財源確保のため、医療費は縮小の方向に動くでしょう。政策としては、公的保険の適用範囲を狭められることが考えられます。病院によっては収入体系が変わり、中には倒産したりリストラを行ったりするところも出てくるかもしれません。
看護師も待遇の面で格差が生まれるかもしれません。少子高齢化には、医療・看護業界のあり方を変えるインパクトがあるからです。
平均余命が伸び、高齢者が増えると、在宅医療や終末期医療が増えていくでしょう。もともと在宅療養を望む声は多く、厚生労働省の「終末期医療に関する調査」によると、過半数の人が「終末期を自宅で療養したい」と答えています。実際、在宅患者訪問診療料のレセプト件数は2010年から2014年の間に2倍になっているのです。

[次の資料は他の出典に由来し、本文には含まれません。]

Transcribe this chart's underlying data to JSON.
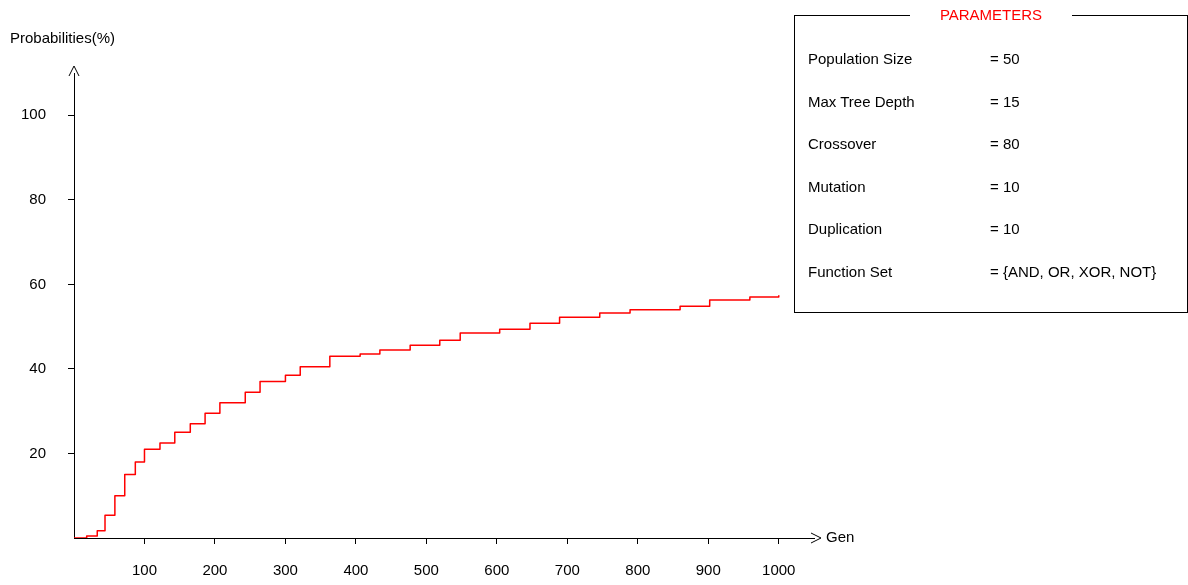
{
  "chart_data": {
    "type": "step",
    "xlabel": "Gen",
    "ylabel": "Probabilities(%)",
    "x": [
      0,
      15,
      18,
      33,
      44,
      58,
      72,
      87,
      100,
      122,
      143,
      165,
      186,
      207,
      243,
      264,
      300,
      321,
      363,
      406,
      434,
      477,
      519,
      548,
      604,
      647,
      689,
      746,
      789,
      860,
      902,
      959,
      1000
    ],
    "series": [
      {
        "color": "#ff0000",
        "values": [
          0,
          0,
          0.5,
          1.7,
          5.4,
          10,
          15,
          18,
          21,
          22.5,
          25,
          27,
          29.5,
          32,
          34.5,
          37,
          38.5,
          40.5,
          43,
          43.5,
          44.5,
          45.6,
          46.8,
          48.5,
          49.4,
          50.8,
          52.2,
          53.2,
          54,
          54.8,
          56.3,
          57,
          57.4
        ]
      }
    ],
    "xlim": [
      0,
      1050
    ],
    "xticks": [
      100,
      200,
      300,
      400,
      500,
      600,
      700,
      800,
      900,
      1000
    ],
    "ylim": [
      0,
      110
    ],
    "yticks": [
      20,
      40,
      60,
      80,
      100
    ],
    "grid": false,
    "legend": false,
    "annotations": [
      "PARAMETERS",
      "Population Size",
      "= 50",
      "Max Tree Depth",
      "= 15",
      "Crossover",
      "= 80",
      "Mutation",
      "= 10",
      "Duplication",
      "= 10",
      "Function Set",
      "= {AND, OR, XOR, NOT}"
    ]
  }
}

看護業界が変わることは、考えようによってはチャンスです。独立して訪問看護ステーションを立ち上げようとする看護師にとっては、市場の成長が追い風になるでしょう。病院勤務においても、特定行為研修を修了した看護師が重宝される可能性があります。
反対に、つちかってきた専門性を活かす機会が減ってしまう人もいるかもしれません。少子高齢化問題を、キャリアについて考えるきっかけにしてみてはいかがでしょうか。
最後は老後の話です。これは看護師に限ったことではありません。日本国民全員が、年金をもらえる年齢が遅くなったり、金額が少なくなったりする可能性があるのです。
年金を受け取り始める年齢は原則的に65歳ですが、かつては60歳でした。高齢化に備えて財源を確保するため、2000年に法律の改正が行われたのです。同じように将来、先延ばしされる可能性はあります。2018年に財務省で開かれた財政制度分科会で、それをほのめかすかのような報告がありました。それは、年金受給開始年齢を68歳にした場合の財政についての試算でした。
支給額そのものも、実質的に減るかもしれません。受け取る年金は年度ごとに少しずつ変わっていきます。物価や賃金の上昇に合わせる形をとりますが、これらがいくら上がっても、年金額の上昇率はある程度抑えられます。例えば、物価が1%上がっても、年金は0.5%しか上がらないということがありえるのです。この制度をマクロ経済スライドと言います。
「親や高齢の患者がそれなりに年金生活を楽しんでいるから、私も心配ないだろう」と考えるのは早計です。将来に向けて、何らかの「お金の準備」をしておくべきでしょう。
少子高齢化は、医療・看護業界の仕組みを変える可能性があります。看護師してのキャリアと将来のお金について、考えてみることをおすすめします。